How Does Bing’s Results Page Impact SEO

Bing has now been around for a couple of months and, although it has failed to change the face of search and seriously rival Google as Microsoft undoubtedly hoped, it is now providing Yahoo with a strong contender for second place in the search wars.  While Google is definitely still going to be the primary focus of search engine optimization companies Bing is certainly too big to be ignored.  Bing has brought with it some fairly substantial changes to the established set of 10 organic results and this article is going to look at some of these changes and analyze how they might impact SEO.

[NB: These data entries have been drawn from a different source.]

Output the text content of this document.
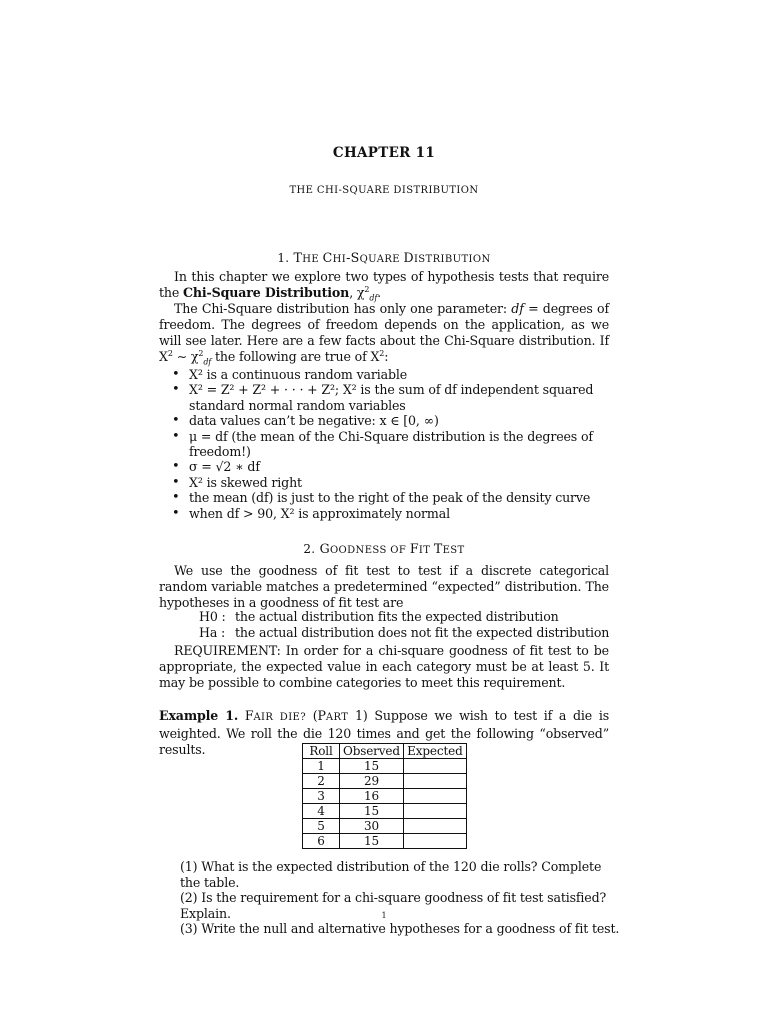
CHAPTER 11
THE CHI-SQUARE DISTRIBUTION
1. THE CHI-SQUARE DISTRIBUTION

In this chapter we explore two types of hypothesis tests that require the Chi-Square Distribution, $\chi^2_{df}$.

The Chi-Square distribution has only one parameter: df = degrees of freedom. The degrees of freedom depends on the application, as we will see later. Here are a few facts about the Chi-Square distribution. If $X^2$ ∼ $\chi^2_{df}$ the following are true of $X^2$:

• X² is a continuous random variable
• X² = Z² + Z² + · · · + Z²; X² is the sum of df independent squared standard normal random variables
• data values can’t be negative: x ∈ [0, ∞)
• μ = df (the mean of the Chi-Square distribution is the degrees of freedom!)
• σ = √2 ∗ df
• X² is skewed right
• the mean (df) is just to the right of the peak of the density curve
• when df > 90, X² is approximately normal
2. GOODNESS OF FIT TEST

We use the goodness of fit test to test if a discrete categorical random variable matches a predetermined “expected” distribution. The hypotheses in a goodness of fit test are

H0 : the actual distribution fits the expected distribution
Ha : the actual distribution does not fit the expected distribution

REQUIREMENT: In order for a chi-square goodness of fit test to be appropriate, the expected value in each category must be at least 5. It may be possible to combine categories to meet this requirement.

Example 1. FAIR DIE? (PART 1) Suppose we wish to test if a die is weighted. We roll the die 120 times and get the following “observed” results.	Roll	Observed	Expected
1	15	
2	29	
3	16	
4	15	
5	30	
6	15	
(1) What is the expected distribution of the 120 die rolls? Complete the table.
(2) Is the requirement for a chi-square goodness of fit test satisfied? Explain.
(3) Write the null and alternative hypotheses for a goodness of fit test.
1
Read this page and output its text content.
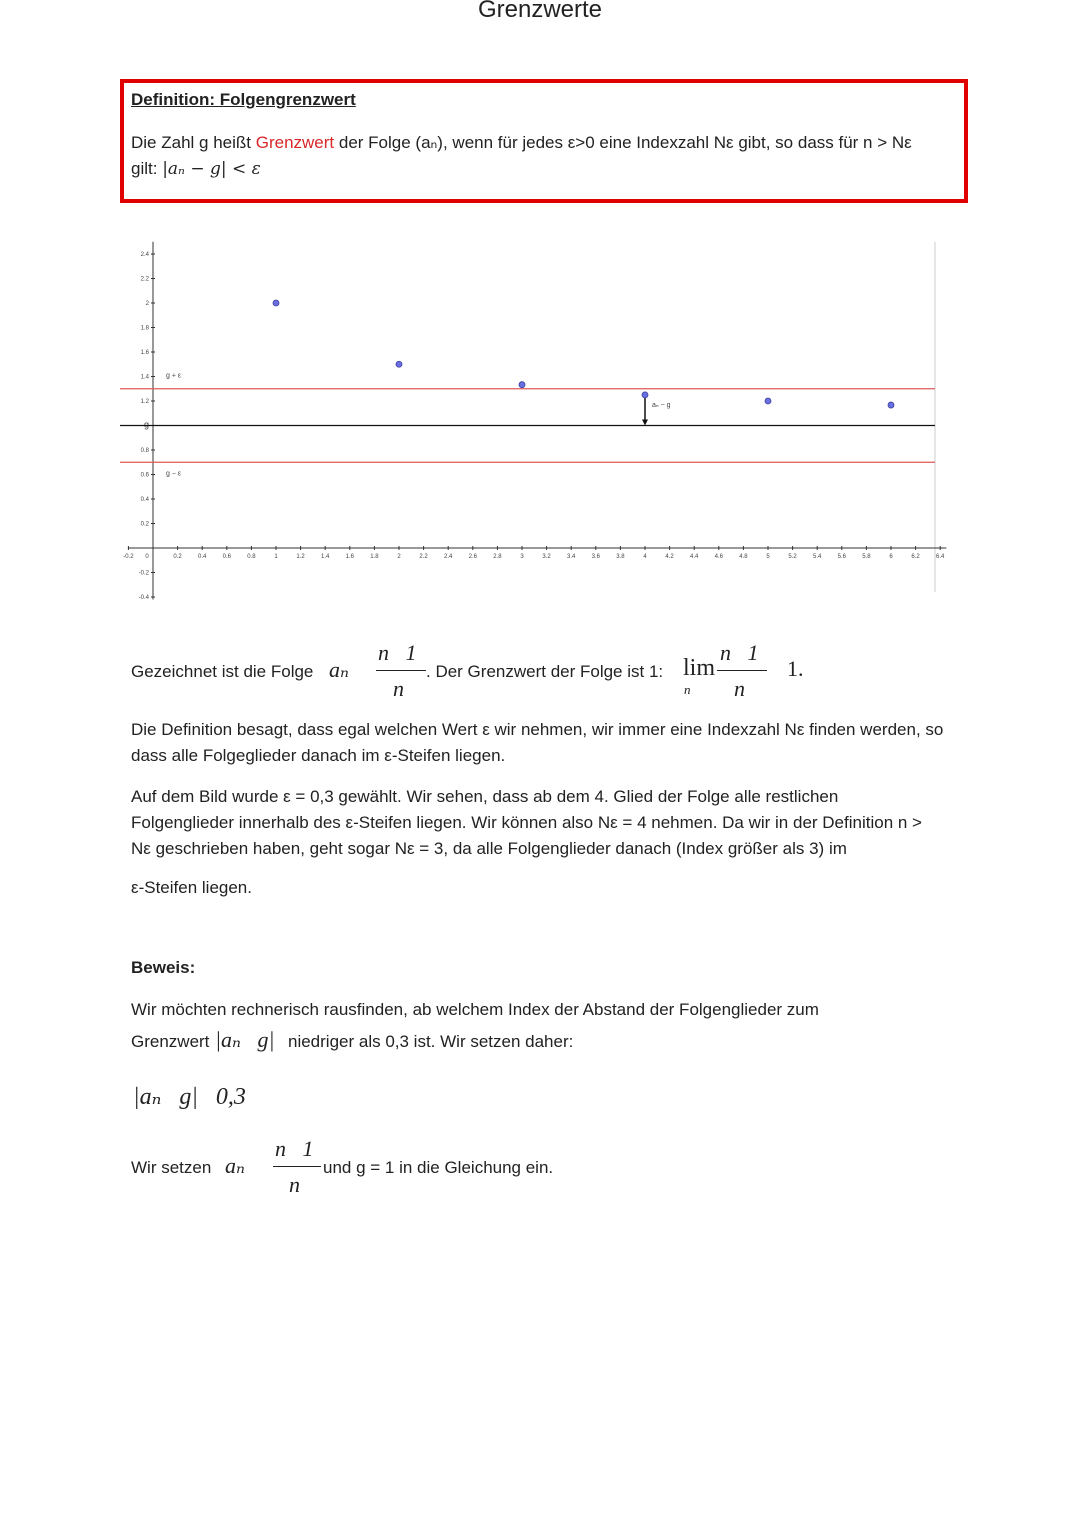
Grenzwerte
Definition: Folgengrenzwert
Die Zahl g heißt Grenzwert der Folge (aₙ), wenn für jedes ε>0 eine Indexzahl Nε gibt, so dass für n > Nε
gilt: |aₙ − g| < ε
-0.2 0	0.2	0.4	0.6	0.8	1	1.2	1.4	1.6	1.8	2	2.2	2.4	2.6	2.8	3	3.2	3.4	3.6	3.8	4	4.2	4.4	4.6	4.8	5	5.2	5.4	5.6	5.8	6	6.2	6.4
2.4
2.2
2
1.8
1.6
1.4
1.2
g
0.8
0.6
0.4
0.2
-0.2
-0.4
g + ε
g − ε
aₙ − g
Gezeichnet ist die Folge aₙ
n   1
n
. Der Grenzwert der Folge ist 1: lim
n
n   1
n
1.
Die Definition besagt, dass egal welchen Wert ε wir nehmen, wir immer eine Indexzahl Nε finden werden, so dass alle Folgeglieder danach im ε-Steifen liegen.
Auf dem Bild wurde ε = 0,3 gewählt. Wir sehen, dass ab dem 4. Glied der Folge alle restlichen Folgenglieder innerhalb des ε-Steifen liegen. Wir können also Nε = 4 nehmen. Da wir in der Definition n > Nε geschrieben haben, geht sogar Nε = 3, da alle Folgenglieder danach (Index größer als 3) im
ε-Steifen liegen.
Beweis:
Wir möchten rechnerisch rausfinden, ab welchem Index der Abstand der Folgenglieder zum
Grenzwert |aₙ   g| niedriger als 0,3 ist. Wir setzen daher:
|aₙ   g|   0,3
Wir setzen aₙ
n   1
n
und g = 1 in die Gleichung ein.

For the last decade there have been few major changes in the way that search engine results pages (SERPs) display their results.  Google have moved towards a combined results page which pulls extra results from image, video, product, news and local searches but the basic set of 10 organic listings still remain; with Bing Microsoft have changed this.  Bing splits its results page into 3 columns: the right contains paid advertising (as seems to be the search engine standard now); the center contains the organic listings and the right contains an ‘explorer bar’.  The main changes Bing brings affect the center results common and the new explorer bar.

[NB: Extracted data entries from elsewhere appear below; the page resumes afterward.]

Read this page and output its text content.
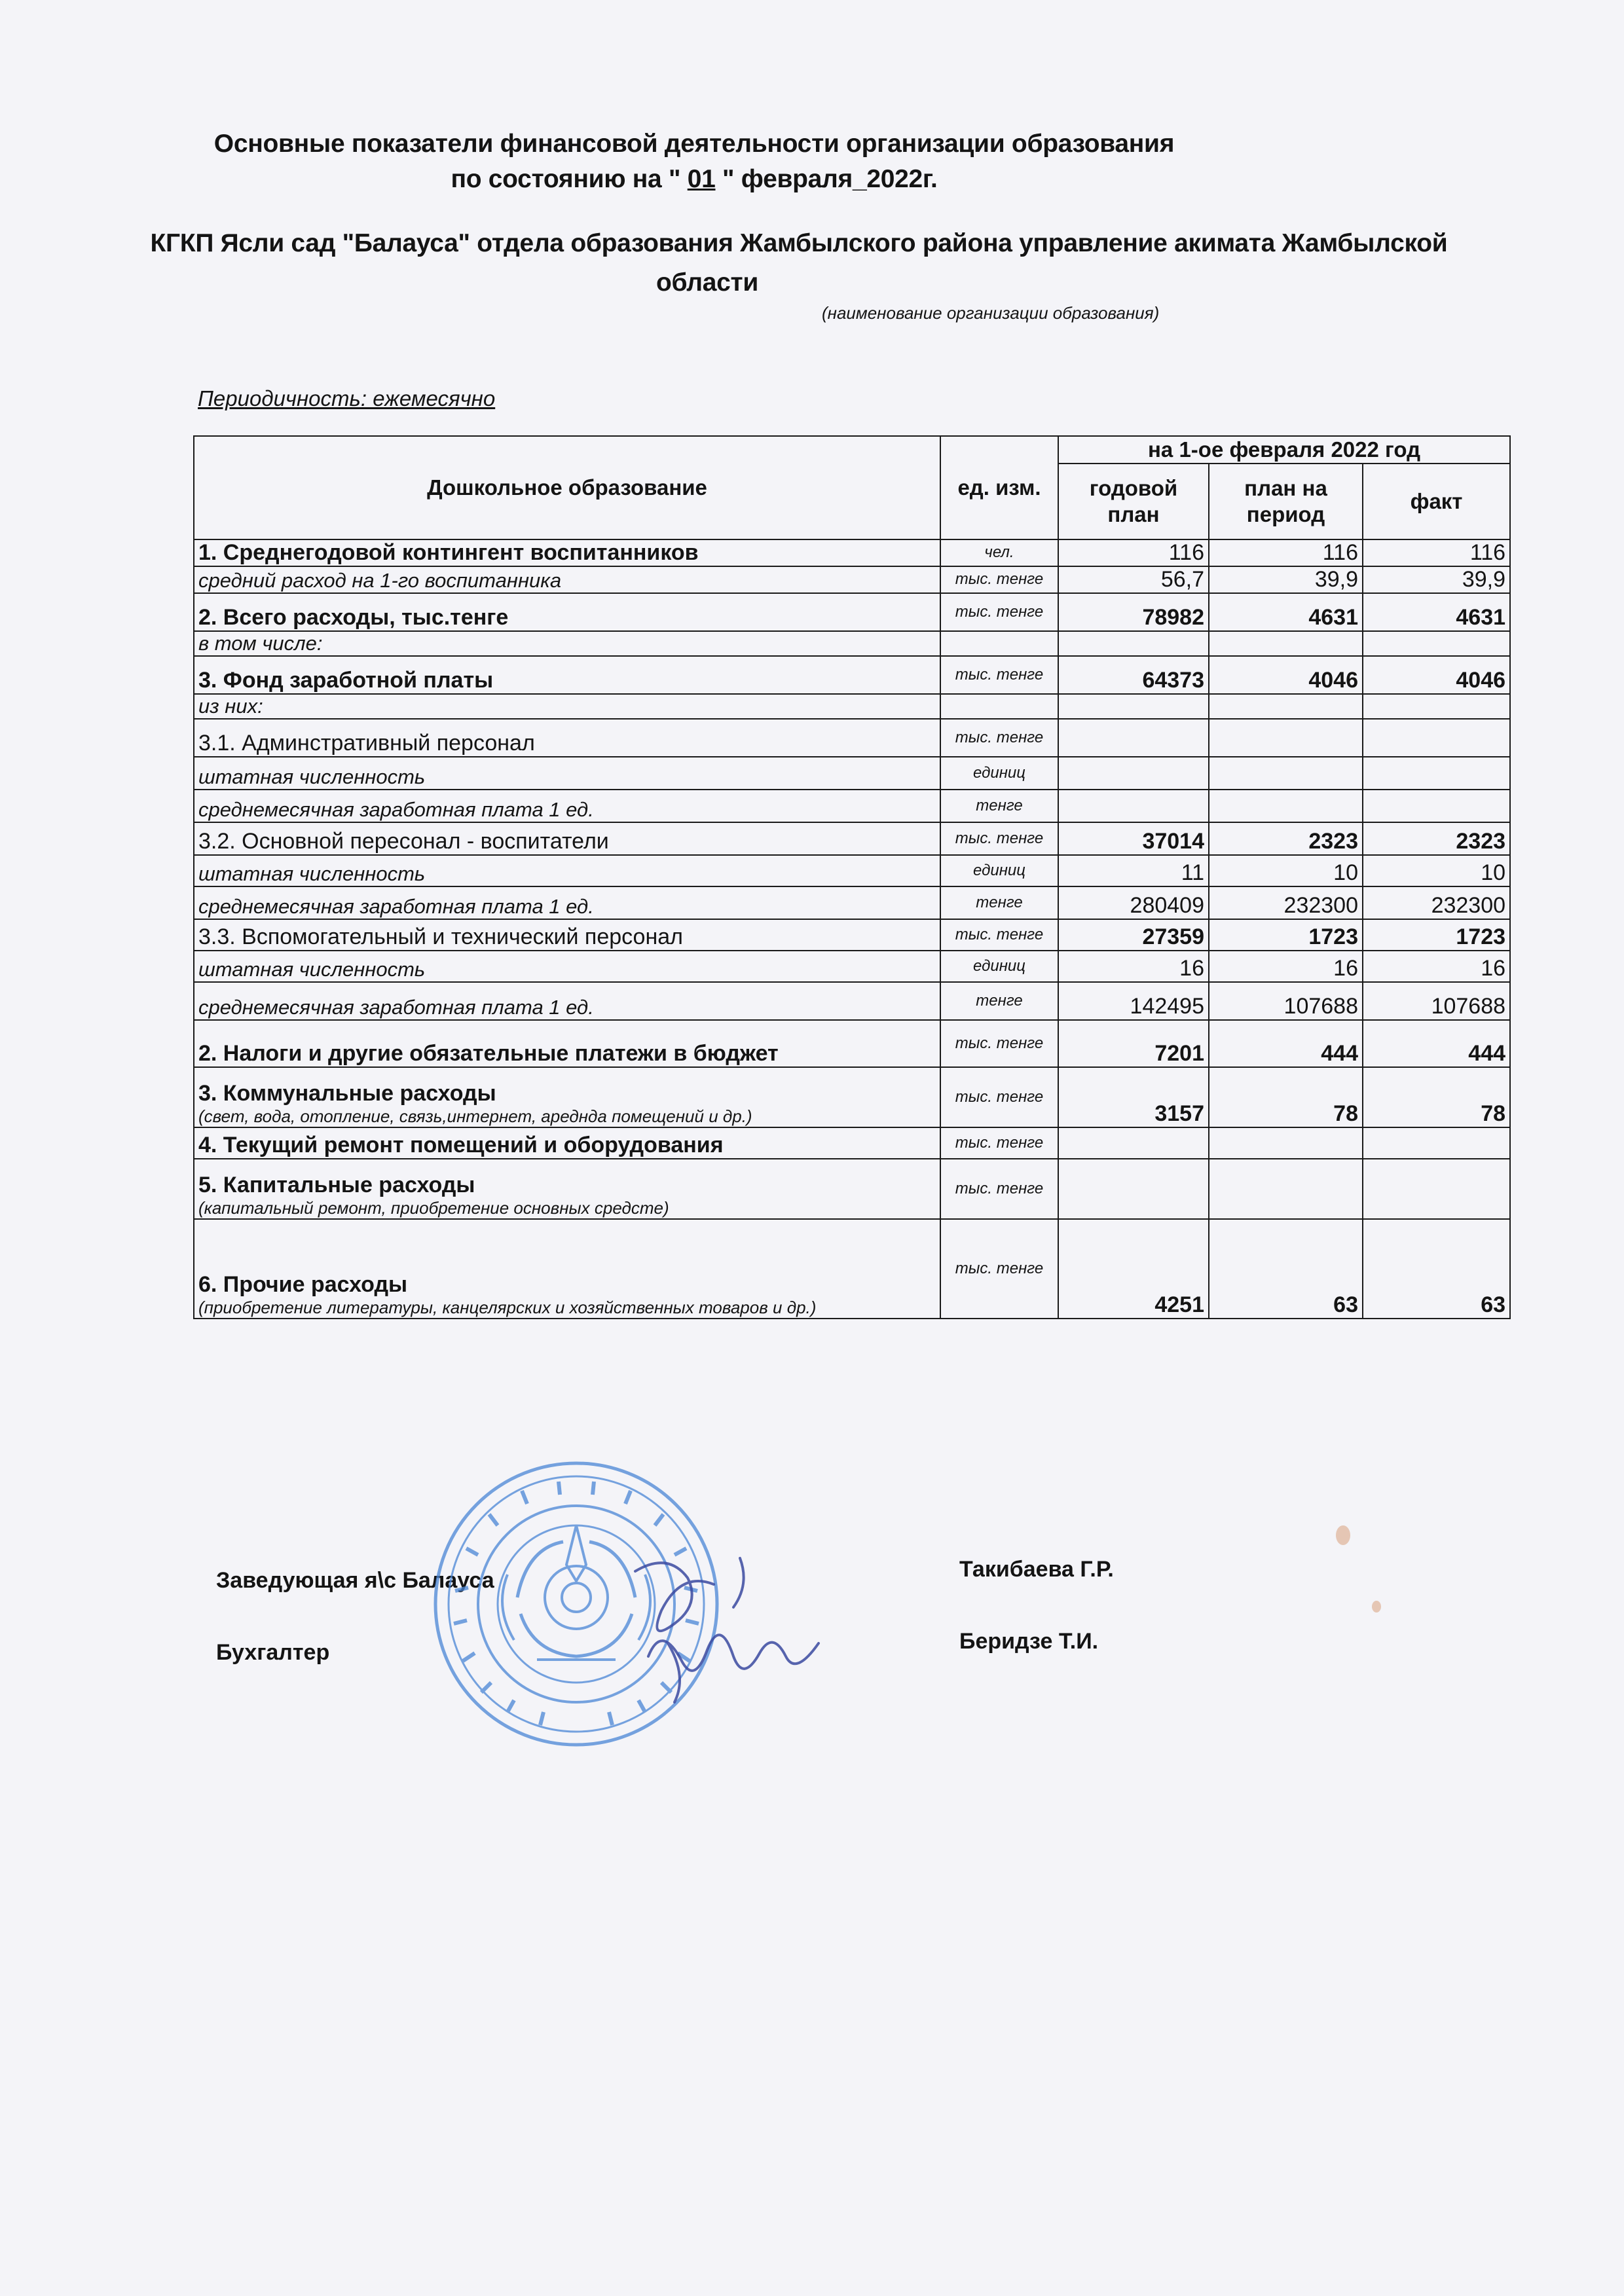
Основные показатели финансовой деятельности организации образования
по состоянию на " 01 " февраля_2022г.
КГКП Ясли сад "Балауса" отдела образования Жамбылского района управление акимата Жамбылской
области
(наименование организации образования)
Периодичность: ежемесячно
Дошкольное образование	ед. изм.	на 1-ое февраля 2022 год		
		годовой план	план на период	факт
1. Среднегодовой контингент воспитанников	чел.	116	116	116
средний расход на 1-го воспитанника	тыс. тенге	56,7	39,9	39,9
2. Всего расходы, тыс.тенге	тыс. тенге	78982	4631	4631
в том числе:				
3. Фонд заработной платы	тыс. тенге	64373	4046	4046
из них:				
3.1. Админстративный персонал	тыс. тенге			
штатная численность	единиц			
среднемесячная заработная плата 1 ед.	тенге			
3.2. Основной пересонал - воспитатели	тыс. тенге	37014	2323	2323
штатная численность	единиц	11	10	10
среднемесячная заработная плата 1 ед.	тенге	280409	232300	232300
3.3. Вспомогательный и технический персонал	тыс. тенге	27359	1723	1723
штатная численность	единиц	16	16	16
среднемесячная заработная плата 1 ед.	тенге	142495	107688	107688
2. Налоги и другие обязательные платежи в бюджет	тыс. тенге	7201	444	444
3. Коммунальные расходы
(свет, вода, отопление, связь,интернет, ареднда помещений и др.)	тыс. тенге	3157	78	78
4. Текущий ремонт помещений и оборудования	тыс. тенге			
5. Капитальные расходы
(капитальный ремонт, приобретение основных средсте)	тыс. тенге			
6. Прочие расходы
(приобретение литературы, канцелярских и хозяйственных товаров и др.)	тыс. тенге	4251	63	63
Заведующая я\с Балауса	Такибаева Г.Р.
Бухгалтер	Беридзе Т.И.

The most dramatic (and potentially worrying for search engine optimizers) change comes by cutting the organic listings from 10 down to 5.  It is widely reported that the lower in the results a page is listed the fewer clicks it will get and new five page one results have been forced onto page 2.  However these 5 results are not the only ones to be displayed, instead Bing automatically provides further sets of results based on similar searches conducted by other searchers.  What this means for SEOs is that Bing actually provides greater scope for long tail key phrases to be found by searchers.  To demonstrate this, a website might be optimizing for the phrase “Edinburgh Hotel” previously they would be unlikely to show up for an “Edinburgh” search, but Bing automatically notices that “Edinburgh Hotel” is one of the most common searches and automatically provides some specific results on the “Edinburgh” SERP.  Ultimately while this means generic search terms will be harder to rank for, the more targeted long tail key phrases will land on more SERPs.

The explorer bar furthers the long tail search suggestions by providing a list of quick links to these suggested topics, as well as the standard list of “similar searches”.  The explorer bar also provides a search history which, despite being pretty useful, has no real effect on SEO.

In the end Bing will not turn the SEO world upside down, it may well prove harder to hit the first page for general terms, but long term keyphrases (generally the ones that transform well) will be more likely to hit the first page.